The newly installed Treasury chief, Scott Bessent, hasn’t publicly commented on Musk’s claims, and the Treasury Department didn’t respond to a request for comment. Asked about the potential credit-quality implications of any move by DOGE to halt payments through Treasury’s systems, Moody’s Investors Service declined to comment. S&P Global Ratings and Fitch Ratings didn’t immediately respond to a request for comment.

“It’s a really complex situation,” said John Fagan, who ran Treasury’s markets-monitoring group from 2014 to 2018 and is now a principal at Markets Policy Partners. “What it means legally and administratively depends a lot on how it’s done and what is done to whom.”

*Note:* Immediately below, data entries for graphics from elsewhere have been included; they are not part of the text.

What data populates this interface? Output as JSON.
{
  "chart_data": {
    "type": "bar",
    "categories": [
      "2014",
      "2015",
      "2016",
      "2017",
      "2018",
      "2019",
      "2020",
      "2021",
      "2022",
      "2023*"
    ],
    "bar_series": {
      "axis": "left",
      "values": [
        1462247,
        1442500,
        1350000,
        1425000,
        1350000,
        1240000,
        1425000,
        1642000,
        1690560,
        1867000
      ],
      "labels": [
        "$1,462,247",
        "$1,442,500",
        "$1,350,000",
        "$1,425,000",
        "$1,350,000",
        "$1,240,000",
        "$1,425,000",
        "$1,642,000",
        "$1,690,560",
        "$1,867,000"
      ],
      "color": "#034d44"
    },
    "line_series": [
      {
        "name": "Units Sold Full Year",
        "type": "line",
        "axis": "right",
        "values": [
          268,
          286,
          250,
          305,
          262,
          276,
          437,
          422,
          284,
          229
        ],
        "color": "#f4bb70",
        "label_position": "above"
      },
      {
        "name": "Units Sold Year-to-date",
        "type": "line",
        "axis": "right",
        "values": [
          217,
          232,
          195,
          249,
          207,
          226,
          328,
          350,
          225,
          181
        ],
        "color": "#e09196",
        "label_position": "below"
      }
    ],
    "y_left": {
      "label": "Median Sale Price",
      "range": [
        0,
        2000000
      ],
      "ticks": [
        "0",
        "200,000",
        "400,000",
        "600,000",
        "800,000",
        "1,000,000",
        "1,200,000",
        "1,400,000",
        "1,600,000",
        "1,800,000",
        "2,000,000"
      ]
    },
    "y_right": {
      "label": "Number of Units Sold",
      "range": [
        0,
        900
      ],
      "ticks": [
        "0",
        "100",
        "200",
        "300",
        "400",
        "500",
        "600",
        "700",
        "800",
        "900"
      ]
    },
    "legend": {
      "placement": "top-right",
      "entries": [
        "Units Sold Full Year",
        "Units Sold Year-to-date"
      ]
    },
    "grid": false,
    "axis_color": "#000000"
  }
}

In a post Monday, Musk said, “The only way to stop fraud and waste of taxpayer money is to follow the payment flows and pause suspicious transactions for review.” The Treasury already has a Do-Not-Pay system in place designed to prevent such payments. In October, the department announced that its fraud-detection services had prevented and recovered over $4 billion in the 2024 fiscal year.

Treasury officials have long maintained that the department’s role is to serve as the federal government’s checkbook—and that the decision about whether to approve or deny payment belongs to individual agencies based on funds appropriated by Congress.

Trump on Monday underscored that “Elon can’t do and won’t do anything without our approval,” speaking to reporters in the Oval Office. Yesterday, Trump said, “He’s a big cost-cutter. Sometimes we won’t agree with it and we’ll not go where he wants to go, but I think he’s doing a great job. He’s a smart guy, very smart, and he’s very much into cutting the budget of our federal government.”

Amid the efforts by Musk’s group to access Treasury’s payment system, the department’s most senior career official, who oversaw that part of Treasury, departed last week. David Lebryk, the Treasury’s fiscal assistant secretary for more than a decade, had served as acting Treasury secretary before Bessent took the helm last week.

“The government makes a jillion payments a year. Some of those payments being held up or having delayed government payments isn’t necessarily a default,” said Fagan, the former Treasury official. “What is the legal or otherwise administrative basis for nonpayment? How is the nonpayment communicated? It all starts getting into the weeds very quickly.”